The four-week average of applications, a less volatile figure, fell 3,500 to 327,000, the lowest since late November, the Labor Department said Thursday.
Applications are a rough proxy for layoffs. Their current pace suggests that companies are confident enough about economic growth to keep their staff levels.
About 3.35 million people received unemployment benefits as of March 1, the latest figures available. That's about 101,000 fewer than the previous week.
Jobless claims at their current levels are historically consistent with monthly job growth or roughly 200,000, said Joshua Shapiro, chief U.S. economist at MFR.

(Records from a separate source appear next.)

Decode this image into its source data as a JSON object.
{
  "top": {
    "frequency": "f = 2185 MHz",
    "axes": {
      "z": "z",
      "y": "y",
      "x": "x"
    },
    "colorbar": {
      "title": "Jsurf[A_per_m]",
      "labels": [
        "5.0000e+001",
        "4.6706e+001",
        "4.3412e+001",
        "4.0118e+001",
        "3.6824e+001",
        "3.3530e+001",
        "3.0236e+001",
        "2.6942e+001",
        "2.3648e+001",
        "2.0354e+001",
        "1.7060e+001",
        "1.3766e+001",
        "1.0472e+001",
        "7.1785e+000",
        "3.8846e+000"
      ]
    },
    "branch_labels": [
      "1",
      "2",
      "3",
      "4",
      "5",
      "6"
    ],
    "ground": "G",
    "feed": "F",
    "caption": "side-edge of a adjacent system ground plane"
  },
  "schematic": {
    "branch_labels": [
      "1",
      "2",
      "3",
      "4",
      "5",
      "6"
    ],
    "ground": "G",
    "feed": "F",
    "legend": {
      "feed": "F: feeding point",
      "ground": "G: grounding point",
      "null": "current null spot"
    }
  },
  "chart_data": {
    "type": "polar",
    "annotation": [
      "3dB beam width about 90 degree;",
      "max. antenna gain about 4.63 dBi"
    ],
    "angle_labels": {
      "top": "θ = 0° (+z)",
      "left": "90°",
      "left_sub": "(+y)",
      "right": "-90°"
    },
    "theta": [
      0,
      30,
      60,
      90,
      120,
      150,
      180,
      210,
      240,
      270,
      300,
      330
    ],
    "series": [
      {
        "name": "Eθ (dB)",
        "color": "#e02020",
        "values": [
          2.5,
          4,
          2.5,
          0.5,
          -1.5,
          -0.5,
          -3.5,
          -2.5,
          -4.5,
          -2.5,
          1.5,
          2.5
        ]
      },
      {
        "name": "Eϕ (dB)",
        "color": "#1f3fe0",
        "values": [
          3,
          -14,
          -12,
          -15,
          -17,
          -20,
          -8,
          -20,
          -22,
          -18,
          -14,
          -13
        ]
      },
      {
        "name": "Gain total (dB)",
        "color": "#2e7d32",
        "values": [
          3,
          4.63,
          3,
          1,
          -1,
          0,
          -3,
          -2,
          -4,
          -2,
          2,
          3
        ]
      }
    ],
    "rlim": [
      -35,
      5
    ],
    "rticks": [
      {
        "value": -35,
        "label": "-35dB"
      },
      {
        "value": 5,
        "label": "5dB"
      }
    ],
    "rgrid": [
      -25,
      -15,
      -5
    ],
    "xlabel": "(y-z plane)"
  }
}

Hiring accelerated in February after two months of meager jobs gains. Cold winter weather in January and December limited consumer spending, home buying, and, consequently, economic growth. Employers added 175,000 jobs last month, up from 129,000 in January and close to the monthly average of the past two years, the Labor Department reported recently.
The unemployment rate rose to 6.7%. But the tenth of a percentage point increase happened, in part, for a positive reason: more people began looking for work and entered the job market. Employers didn't immediately hire most of them, causing the unemployment rate to increase. But the fact that they started job hunting suggests they were optimistic about their prospects.
Employers advertised more jobs in January, a separate government report said earlier this week, suggesting that hiring will likely remain steady in the coming months.
The weather did force about 6 million people with full-time jobs to work part-time in February. Many of their paychecks will shrink, likely weighing on spending.
That has contributed to economists forecasting that economic growth will be at an annual rate of 2%! or less in the first three months of this year, down from 2.4% in the final three months of last year. But as the weather improves, most analysts expect growth to rebound to an annual rate near 3%.